香儿早就拿起筷子吃了起来。周兴茹微微点头,拿起筷子夹了些青菜放入嘴中,味道不咸不淡,菜嫩汁多,香甜可口。
芸析看着周兴茹,微笑道:“怎么样,不错吧!有的时候我和香儿身上钱用光了,出去玩错过午饭时间的话也会来这里吃。”
香儿点头示意。
周兴茹淡淡一笑,夹些菜在碗中吃了起来。
没过多久,三人吃完早饭,周兴茹见那张叔正忙于擦桌子,便主动收拾起碗筷。周兴茹端着碗筷走到一张堆满碗筷的桌子上,放下碗筷的时候才注意到这里的碗筷虽然都是待洗的,但没有一个碗里带有米粒,顿时震惊,她注意到身旁一张盘子上放着一个碗,碗中也是没有剩下米粒,盘中还有一丝黄瓜,心中别是一番滋味。
此时抹桌子的张叔提着水桶走了过来。
“张叔,这里的碗碟里怎么没有剩菜剩饭呢?”周兴茹带着疑惑道。
中年拿起一块布,抹了抹脸上的汗,答道:“哦!有一次一位名叫李绅的农民来府中拜访大人,大人请他吃饭的时候,那李绅说了一句‘谁知盘中餐,粒粒皆辛苦。’并且在吃饭的时候筷子只夹一道菜,把那盘菜吃的精光,饭后对大人说‘其他菜我一样都没动过,一会儿叫厨子热一下给衙里的人加菜!’回来知府对我们衙里的人谈论,从那以后衙里的人在这儿的一日三餐就都是这番模样了。“
周兴茹听了张叔的解释,一副明了之色,便指着那还有一丝黄瓜的盘子:“那这是谁吃的?”
“哦!那是大人吃的早饭!”
“轰隆!”一道惊雷在周兴茹脑海闪现,虽然早有预料,但听到结果是却仍然不愿意相信,喉咙顿时像是被什么东西卡住,一时说不出话来。

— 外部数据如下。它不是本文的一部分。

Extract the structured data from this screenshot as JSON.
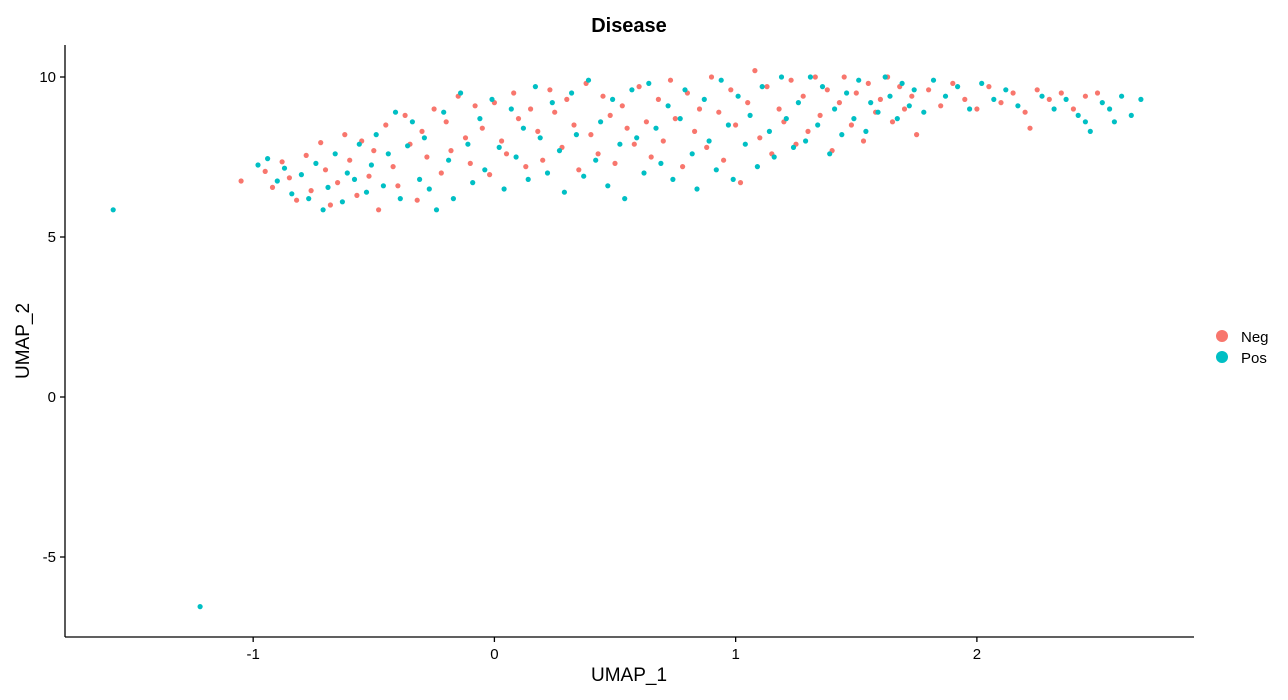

“哎…”张叔发出一声长叹,“大人说自己没有种田耕地,却吃着上好的饭菜,白吃白喝农民的饭菜还要大鱼大肉的话就不符合为官之道了。”说着,张叔眼中默默流出了眼泪,“可是大人每天早上就只吃一盘凉拌黄瓜,喝一碗白开水,有一次我见大人劳累,就多给大人炒了一盘回锅肉,大人一时气恼,整天都没吃饭。只有在中午衙里上下众人一起吃午饭时,大人才会吃得好些!”话完,张叔的眼泪已经在地上湿了一块。